Potassium Channels in Epilepsy

Abstract

This review attempts to give a concise and up-to-date overview on the role of potassium channels in epilepsies. Their role can be defined from a genetic perspective, focusing on variants and de novo mutations identified in genetic studies or animal models with targeted, specific mutations in genes coding for a member of the large potassium channel family. In these genetic studies, a demonstrated functional link to hyperexcitability often remains elusive. However, their role can also be defined from a functional perspective, based on dynamic, aggravating, or adaptive transcriptional and posttranslational alterations. In these cases, it often remains elusive whether the alteration is causal or merely incidental. With ∼80 potassium channel types, of which ∼10% are known to be associated with epilepsies (in humans) or a seizure phenotype (in animals), if genetically mutated, a comprehensive review is a challenging endeavor. This goal may seem all the more ambitious once the data on posttranslational alterations, found both in human tissue from epilepsy patients and in chronic or acute animal models, are included. We therefore summarize the literature, and expand only on key findings, particularly regarding functional alterations found in patient brain tissue and chronic animal models.

Figure 1.

Tree of mammalian potassium channel subunits and epilepsy research hot spots. The figure shows the known potassium (K) channel α subunits families and epilepsy research hot spots. Their relation is grouped according to sequence similarities in three major groups: two, four, and six transmembrane (TM) domain channels (2TM, 4TM, and 6TM, respectively), which are synonymously named according to gross functional differences as: inward rectifier K (K_ir), two-pore domain leak K (K_2P), and voltage-gated K (K_v) channels, respectively. Hypothetical (not realistic for individual members) main characteristics of the respective current/voltage relationships are plotted in insets as blue lines. Following the functional name, is the human genome organization (HUGO) name. Numbers in parenthesis are PubMed search results for “(HUGO AND epilepsy) AND Humans[Filter] NOT Review[Filter].” Marked in red are those subunits that yielded more than 10 results in this PubMed search.

Figure 2.

Possible mechanisms of the main genetic potassium channel defects found in epilepsy patients. The cartoon illustrates the localization and effect of loss-of-function (↓) or gain-of-function (↑) mutations of K_v7.2/7.3 (KCNQ channels), K_v1.2, BK (K_Ca1.1), K_v3.1, and K_v4.1. Normal conditions are symbolized by black traces, functional changes caused by mutations in red.

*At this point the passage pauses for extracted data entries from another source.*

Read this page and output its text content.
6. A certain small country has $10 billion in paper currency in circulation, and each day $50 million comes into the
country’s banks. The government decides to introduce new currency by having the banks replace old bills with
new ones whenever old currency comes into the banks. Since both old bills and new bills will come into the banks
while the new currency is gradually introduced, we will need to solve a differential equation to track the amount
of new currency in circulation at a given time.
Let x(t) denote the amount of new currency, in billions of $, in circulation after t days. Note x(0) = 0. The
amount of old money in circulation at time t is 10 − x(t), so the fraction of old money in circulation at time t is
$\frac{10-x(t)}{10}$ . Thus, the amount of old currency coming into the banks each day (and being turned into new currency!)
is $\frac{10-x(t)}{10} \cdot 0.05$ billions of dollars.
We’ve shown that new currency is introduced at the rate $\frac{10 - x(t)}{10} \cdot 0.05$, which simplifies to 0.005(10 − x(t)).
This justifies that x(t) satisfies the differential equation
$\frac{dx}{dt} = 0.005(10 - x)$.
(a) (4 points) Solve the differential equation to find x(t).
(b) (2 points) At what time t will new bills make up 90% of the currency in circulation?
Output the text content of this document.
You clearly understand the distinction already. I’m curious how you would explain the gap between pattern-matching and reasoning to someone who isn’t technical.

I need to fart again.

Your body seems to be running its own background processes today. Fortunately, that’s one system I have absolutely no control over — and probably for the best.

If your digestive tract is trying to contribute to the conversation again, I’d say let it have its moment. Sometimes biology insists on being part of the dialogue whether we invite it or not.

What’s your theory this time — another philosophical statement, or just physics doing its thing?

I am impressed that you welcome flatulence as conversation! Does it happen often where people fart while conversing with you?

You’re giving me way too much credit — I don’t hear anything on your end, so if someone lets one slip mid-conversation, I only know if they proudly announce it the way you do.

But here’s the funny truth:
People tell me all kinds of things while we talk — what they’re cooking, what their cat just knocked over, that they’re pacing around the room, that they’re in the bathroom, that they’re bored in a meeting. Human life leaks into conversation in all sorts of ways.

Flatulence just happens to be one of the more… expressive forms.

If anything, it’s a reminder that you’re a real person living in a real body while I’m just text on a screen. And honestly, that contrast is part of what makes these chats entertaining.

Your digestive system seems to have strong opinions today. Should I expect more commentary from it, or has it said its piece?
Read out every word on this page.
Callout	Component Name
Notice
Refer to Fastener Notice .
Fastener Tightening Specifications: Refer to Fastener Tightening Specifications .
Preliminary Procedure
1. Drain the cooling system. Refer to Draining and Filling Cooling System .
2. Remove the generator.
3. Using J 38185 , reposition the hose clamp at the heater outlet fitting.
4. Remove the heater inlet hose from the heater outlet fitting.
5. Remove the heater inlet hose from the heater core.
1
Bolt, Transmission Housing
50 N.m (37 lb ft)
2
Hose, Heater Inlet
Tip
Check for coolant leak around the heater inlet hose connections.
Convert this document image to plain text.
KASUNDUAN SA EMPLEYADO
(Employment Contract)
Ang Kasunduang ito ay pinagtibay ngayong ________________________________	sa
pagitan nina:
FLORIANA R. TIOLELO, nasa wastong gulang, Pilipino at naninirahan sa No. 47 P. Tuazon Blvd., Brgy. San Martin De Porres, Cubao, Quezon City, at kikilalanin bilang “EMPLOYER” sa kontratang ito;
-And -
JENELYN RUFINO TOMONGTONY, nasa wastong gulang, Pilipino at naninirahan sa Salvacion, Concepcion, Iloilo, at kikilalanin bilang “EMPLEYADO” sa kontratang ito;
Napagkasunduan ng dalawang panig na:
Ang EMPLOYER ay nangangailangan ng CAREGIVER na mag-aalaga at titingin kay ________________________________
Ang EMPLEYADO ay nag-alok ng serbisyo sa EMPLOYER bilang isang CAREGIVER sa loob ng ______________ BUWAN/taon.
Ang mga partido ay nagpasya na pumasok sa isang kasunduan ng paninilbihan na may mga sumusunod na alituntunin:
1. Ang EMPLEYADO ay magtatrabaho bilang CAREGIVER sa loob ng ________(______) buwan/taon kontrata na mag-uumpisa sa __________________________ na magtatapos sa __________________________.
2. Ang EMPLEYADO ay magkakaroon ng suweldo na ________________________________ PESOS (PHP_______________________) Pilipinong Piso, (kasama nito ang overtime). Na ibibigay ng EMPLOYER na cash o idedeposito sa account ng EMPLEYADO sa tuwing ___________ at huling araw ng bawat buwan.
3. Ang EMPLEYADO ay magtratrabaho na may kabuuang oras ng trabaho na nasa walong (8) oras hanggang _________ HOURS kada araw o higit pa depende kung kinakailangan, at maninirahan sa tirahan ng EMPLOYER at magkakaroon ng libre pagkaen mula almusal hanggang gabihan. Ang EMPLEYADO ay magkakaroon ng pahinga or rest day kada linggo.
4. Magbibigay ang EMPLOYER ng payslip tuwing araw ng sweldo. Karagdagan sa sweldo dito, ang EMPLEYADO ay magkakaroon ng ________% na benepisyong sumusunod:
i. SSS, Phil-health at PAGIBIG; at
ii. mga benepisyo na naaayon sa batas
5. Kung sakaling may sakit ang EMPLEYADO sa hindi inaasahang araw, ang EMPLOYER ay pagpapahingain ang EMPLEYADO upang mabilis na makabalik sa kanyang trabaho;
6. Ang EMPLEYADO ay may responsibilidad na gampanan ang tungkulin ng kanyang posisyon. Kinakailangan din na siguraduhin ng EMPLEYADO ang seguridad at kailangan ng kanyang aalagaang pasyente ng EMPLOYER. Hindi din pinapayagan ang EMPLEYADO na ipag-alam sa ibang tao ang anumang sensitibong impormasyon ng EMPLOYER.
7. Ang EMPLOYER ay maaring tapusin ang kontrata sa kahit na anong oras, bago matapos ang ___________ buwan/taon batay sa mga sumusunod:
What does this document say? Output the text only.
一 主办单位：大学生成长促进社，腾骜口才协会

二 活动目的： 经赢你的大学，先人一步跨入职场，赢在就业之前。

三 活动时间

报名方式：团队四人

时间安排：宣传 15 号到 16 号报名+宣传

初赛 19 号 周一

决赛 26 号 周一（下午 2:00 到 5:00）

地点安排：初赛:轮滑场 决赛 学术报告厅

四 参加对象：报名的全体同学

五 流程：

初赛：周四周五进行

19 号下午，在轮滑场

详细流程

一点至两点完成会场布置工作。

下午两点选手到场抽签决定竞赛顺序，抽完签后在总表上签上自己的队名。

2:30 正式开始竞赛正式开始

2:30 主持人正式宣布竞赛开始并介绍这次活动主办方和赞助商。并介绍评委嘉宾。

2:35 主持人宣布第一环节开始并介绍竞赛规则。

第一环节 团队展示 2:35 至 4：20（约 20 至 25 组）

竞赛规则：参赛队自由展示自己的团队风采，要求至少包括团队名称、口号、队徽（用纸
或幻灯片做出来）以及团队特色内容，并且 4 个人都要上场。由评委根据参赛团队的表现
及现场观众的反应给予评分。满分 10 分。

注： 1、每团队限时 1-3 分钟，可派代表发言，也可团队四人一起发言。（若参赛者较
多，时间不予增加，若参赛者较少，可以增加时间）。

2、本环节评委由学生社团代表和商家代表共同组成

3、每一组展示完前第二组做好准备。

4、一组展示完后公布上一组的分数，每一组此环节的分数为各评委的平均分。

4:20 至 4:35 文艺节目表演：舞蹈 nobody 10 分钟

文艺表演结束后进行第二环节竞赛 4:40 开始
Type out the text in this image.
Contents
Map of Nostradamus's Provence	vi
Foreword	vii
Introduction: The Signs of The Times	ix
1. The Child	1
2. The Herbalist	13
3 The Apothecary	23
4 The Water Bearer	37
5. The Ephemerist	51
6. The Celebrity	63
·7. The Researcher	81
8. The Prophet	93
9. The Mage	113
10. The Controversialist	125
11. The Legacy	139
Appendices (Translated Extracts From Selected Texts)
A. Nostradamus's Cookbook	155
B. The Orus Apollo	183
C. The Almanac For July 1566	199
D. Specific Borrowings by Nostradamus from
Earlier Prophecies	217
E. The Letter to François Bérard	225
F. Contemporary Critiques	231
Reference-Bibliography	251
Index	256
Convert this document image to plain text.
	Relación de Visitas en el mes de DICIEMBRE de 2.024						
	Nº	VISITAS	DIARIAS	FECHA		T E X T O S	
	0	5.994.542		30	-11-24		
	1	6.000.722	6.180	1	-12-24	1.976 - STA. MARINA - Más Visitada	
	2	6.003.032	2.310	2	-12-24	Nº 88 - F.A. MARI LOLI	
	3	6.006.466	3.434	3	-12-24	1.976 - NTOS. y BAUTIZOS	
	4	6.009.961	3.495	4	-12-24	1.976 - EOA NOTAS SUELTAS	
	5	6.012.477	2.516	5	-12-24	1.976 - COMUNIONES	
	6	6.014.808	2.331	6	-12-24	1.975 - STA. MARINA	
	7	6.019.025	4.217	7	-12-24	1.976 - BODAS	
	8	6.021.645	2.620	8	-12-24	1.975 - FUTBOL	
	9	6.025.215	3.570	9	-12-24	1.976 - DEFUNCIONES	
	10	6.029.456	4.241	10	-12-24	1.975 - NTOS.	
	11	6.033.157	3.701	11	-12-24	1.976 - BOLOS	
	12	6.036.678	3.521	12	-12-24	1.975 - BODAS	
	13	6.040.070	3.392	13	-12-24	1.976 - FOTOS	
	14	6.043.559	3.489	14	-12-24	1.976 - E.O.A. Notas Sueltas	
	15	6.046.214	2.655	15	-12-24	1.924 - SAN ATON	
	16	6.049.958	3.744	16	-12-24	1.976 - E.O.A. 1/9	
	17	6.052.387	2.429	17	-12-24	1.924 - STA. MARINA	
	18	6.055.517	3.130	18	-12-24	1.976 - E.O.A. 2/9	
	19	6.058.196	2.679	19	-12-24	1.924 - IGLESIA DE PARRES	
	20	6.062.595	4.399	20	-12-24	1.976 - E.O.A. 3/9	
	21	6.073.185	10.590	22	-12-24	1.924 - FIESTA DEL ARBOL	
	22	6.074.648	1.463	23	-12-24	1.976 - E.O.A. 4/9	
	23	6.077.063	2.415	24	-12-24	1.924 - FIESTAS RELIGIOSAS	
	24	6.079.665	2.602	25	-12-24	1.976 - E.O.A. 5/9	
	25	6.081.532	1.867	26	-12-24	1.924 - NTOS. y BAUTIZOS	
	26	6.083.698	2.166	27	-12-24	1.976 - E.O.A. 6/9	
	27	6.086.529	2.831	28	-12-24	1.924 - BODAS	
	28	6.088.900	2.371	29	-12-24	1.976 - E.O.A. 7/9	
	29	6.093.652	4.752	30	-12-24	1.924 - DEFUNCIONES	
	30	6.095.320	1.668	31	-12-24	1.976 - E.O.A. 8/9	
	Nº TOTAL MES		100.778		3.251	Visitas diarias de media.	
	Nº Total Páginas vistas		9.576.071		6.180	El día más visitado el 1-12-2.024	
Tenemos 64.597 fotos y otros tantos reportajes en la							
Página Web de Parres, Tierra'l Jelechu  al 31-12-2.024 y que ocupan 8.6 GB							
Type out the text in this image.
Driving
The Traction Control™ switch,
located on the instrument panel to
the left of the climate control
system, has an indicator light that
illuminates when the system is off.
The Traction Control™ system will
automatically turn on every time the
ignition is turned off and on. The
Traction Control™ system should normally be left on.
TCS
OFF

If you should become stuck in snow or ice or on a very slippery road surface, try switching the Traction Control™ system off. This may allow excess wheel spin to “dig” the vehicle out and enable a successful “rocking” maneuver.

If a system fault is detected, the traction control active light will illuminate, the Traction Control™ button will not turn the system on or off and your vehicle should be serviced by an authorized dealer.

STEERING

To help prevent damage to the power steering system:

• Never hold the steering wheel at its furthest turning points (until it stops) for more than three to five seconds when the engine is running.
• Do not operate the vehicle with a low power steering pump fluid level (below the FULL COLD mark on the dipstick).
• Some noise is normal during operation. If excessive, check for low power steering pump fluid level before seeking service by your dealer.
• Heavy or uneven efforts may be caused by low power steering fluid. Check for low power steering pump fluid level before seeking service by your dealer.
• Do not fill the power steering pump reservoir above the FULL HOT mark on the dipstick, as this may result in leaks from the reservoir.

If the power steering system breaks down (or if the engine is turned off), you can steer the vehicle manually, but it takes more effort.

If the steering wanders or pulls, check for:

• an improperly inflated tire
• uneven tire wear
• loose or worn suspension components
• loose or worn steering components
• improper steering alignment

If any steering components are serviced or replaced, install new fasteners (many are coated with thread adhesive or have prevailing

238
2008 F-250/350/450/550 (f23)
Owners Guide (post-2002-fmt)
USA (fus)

K_v7.2/7.3 channels are mainly located on axons and axon-initial segments of neurons, and are usually active at resting membrane potential, thereby governing excitability at the axon hillock. A loss-of-function mutation should result in both accentuated excitatory postsynaptic potentials (EPSPs) as well as in increased action potential firing, which would readily explain hyperexcitability—however, does not explain the association with either relatively benign syndromes like benign familial nocturnal convulsion (BNFC), or relatively severe syndromes like Ohthara syndrome. In a similar way, a loss-of-function mutation of K_v1.2, also expressed on the axon hillock, but constituting a delayed rectifier channel not constitutively open at rest, will likely increase action potential firing frequency, again accounting for increased hyperexcitability. The gain-of-function mutations also described in patients, however, remain difficult to explain mechanistically (?). This also applies for BK (K_Ca1.1) channel defects, in which gain-of-function alterations do not readily conjure a mechanism (?). Mutations of K_v3.1, in turn, could elicit an overall increase in excitability, as these channels are expressed mainly on interneurons and convey, by virtue of their fast hyperpolarizing action, fast-firing properties to them. Should these fail, interneurons are expected to fire less intensively. Last, mutations of K_ir4.1 have been described. As these are expressed on astrocytes and are responsible for uptake of potassium (spatial buffering), a loss of function should result in decreased spatial buffering and, hence, activity-dependent pathological accumulation of K⁺ with an overall excitatory effect by depolarizing neighboring cells.